Kolejnego dnia Elizabeth czytając sięgnęła po pudełko czekoladek, odłożyła książkę, po czym odpakowała je, wyglądały znakomicie, jednak nie wiadomo czemu kobieta czuła niepokoju. Gdy już wzięła jedną z czekoladek do ręki, wzdrygnęła się. Ciągle miała wątpliwości, co do bezinteresowności chłopaka. Podejrzliwie powąchała czekoladkę i wszystko byłoby dobrze, gdyby prócz kawy nie wyczuła jeszcze pergaminu, gabinetu Snape'a i kilku innych rzeczy. Długo nie myślała, umiała przecież poznać zapach amortencji, wiedziała co w niej czuje, jedynym niepasującym elementem był zapach, który czuje zawsze gdy wchodzi do gabinetu Snape'a. Oburzenie jakie ją ogarnęło nie dało jej jednak zastanawiać się nad tym, zerwała się z łóżka i ruszyła wścieła z pudełkiem czekoladek w ręku, do gabinetu Snape'a. Już kilka sekund później znalazła się przed drzwiami, które otworzyła zaklęciem i wparowała do środka bez słowa. Mistrze eliksirów siedział przy biurku czytając eseje, gdy nauczycielka otworzyła z hukiem drzwi podniósł wzrok zza kartki i spojrzał na nią pogardliwie. Havens podeszła do biurka, po czym rzuciła na nie otwarte pudełko czekoladek. Snape przeniósł wzrok z kobiety na przedmiot, który właśnie uderzył o biurko. 

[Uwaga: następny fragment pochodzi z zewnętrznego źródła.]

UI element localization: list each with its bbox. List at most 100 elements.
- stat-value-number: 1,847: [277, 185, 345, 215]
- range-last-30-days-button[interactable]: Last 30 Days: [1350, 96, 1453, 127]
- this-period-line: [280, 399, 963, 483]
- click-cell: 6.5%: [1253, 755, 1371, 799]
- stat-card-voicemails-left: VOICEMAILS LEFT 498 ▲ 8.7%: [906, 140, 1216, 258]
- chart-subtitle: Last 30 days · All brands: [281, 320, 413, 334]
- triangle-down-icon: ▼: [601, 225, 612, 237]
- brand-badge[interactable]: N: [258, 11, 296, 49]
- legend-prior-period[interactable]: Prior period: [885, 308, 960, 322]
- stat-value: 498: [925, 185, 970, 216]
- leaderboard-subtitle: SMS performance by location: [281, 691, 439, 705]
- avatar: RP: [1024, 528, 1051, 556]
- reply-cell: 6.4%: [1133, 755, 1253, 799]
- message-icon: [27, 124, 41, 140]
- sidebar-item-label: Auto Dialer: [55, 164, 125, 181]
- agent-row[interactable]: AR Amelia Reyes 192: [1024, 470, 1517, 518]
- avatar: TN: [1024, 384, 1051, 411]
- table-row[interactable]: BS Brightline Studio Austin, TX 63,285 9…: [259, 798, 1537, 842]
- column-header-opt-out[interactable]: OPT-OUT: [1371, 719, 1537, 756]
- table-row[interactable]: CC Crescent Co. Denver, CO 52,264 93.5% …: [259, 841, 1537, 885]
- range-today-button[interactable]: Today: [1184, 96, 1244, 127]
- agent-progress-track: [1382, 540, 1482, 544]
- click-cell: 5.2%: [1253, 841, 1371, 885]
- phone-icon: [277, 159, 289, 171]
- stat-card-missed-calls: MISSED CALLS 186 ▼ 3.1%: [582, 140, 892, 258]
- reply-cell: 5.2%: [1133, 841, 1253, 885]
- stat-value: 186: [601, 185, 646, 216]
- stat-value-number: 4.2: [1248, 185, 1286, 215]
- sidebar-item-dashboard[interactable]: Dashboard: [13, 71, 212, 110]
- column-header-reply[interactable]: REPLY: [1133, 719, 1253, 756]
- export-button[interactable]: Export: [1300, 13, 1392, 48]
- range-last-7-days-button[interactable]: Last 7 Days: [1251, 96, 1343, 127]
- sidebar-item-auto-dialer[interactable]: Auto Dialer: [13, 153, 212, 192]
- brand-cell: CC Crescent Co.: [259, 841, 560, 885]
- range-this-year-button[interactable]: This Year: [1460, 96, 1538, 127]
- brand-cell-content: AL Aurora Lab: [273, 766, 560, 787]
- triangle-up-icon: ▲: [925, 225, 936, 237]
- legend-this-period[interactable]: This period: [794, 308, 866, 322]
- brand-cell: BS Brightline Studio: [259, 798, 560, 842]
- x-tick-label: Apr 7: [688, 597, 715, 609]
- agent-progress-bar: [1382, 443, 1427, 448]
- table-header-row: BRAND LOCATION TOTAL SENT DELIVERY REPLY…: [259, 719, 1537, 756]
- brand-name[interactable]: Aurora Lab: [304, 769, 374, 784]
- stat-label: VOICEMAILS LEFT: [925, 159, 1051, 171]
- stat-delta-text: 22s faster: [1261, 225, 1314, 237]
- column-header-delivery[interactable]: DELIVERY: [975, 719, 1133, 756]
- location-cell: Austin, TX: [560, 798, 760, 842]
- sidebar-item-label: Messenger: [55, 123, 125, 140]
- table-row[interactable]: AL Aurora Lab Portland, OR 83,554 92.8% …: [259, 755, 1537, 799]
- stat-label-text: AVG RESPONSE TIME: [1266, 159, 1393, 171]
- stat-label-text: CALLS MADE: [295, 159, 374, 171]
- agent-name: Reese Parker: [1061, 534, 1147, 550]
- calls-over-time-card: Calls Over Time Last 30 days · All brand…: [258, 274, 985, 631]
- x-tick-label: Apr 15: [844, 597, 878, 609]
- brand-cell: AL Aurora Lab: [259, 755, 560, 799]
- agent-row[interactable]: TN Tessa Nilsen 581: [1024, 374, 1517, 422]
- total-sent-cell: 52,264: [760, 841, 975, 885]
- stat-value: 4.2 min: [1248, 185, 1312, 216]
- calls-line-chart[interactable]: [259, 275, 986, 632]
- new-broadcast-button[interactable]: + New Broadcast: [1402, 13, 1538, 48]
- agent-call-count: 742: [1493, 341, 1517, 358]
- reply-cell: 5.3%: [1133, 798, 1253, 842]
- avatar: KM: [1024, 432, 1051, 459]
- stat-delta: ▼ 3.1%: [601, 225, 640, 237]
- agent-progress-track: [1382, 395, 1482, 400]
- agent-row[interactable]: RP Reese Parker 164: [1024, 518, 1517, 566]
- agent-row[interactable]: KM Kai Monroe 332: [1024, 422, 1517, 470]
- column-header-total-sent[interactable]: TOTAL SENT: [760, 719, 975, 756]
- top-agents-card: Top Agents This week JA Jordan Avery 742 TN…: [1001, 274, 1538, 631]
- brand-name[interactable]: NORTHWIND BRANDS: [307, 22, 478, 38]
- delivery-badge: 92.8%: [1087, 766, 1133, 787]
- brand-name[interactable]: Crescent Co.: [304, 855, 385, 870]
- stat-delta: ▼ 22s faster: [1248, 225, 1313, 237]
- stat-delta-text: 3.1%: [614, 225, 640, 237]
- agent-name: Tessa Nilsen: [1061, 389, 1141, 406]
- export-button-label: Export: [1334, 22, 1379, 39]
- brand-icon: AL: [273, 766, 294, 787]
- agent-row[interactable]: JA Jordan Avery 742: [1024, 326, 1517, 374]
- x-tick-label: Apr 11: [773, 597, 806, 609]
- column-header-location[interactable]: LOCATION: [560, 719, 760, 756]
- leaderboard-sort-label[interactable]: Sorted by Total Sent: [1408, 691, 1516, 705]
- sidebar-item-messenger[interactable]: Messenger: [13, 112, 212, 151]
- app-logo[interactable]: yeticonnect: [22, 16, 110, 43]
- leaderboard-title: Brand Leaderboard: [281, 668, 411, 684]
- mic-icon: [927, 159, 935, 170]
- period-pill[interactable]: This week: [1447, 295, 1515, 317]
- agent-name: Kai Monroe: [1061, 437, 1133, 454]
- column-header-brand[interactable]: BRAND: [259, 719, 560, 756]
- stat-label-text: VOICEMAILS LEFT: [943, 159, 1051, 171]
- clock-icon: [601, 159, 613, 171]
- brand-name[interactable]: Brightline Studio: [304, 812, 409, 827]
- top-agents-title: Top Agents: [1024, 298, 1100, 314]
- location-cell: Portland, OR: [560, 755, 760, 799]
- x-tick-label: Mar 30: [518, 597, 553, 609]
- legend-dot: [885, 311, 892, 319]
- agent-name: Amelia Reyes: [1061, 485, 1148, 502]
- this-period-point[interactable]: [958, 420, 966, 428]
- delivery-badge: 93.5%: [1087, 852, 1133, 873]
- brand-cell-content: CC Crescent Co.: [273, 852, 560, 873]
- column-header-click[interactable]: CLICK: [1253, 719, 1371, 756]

-Co robisz Havens?! - Warknął.

-Powąchaj. - Powiedziała ostro.

-Wróć jak wytrzeźwiejesz.

-Snape, powąchaj.

-Na cholerę mam wąchać jakiś wyrób czekoladowy, Havens? - Powiedział tym samym nieprzyjemnym tonem, którym przywitał kobietę. - Nauczycielka nic już nie powiedziała tylko patrzyła na mężczyznę surowo, ten w końcu wziął jedną z czekoladek i powąchał niechętnie, krzywiąc się. - Jak mam cokolwiek wyczuć przez te twoje perfumy. - Mruknął wzgardliwie, gdy jednak zaczął wyczuwać inne zapachy i dotarło do niego, że nadzienie jest amortencją, wyraz jego twarzy nieznacznie się zmienił, a w jego głowie pojawiło się wiele pytań. Począwszy od tego dlaczego wyczuł w eliksirze zapach perfum kobiety.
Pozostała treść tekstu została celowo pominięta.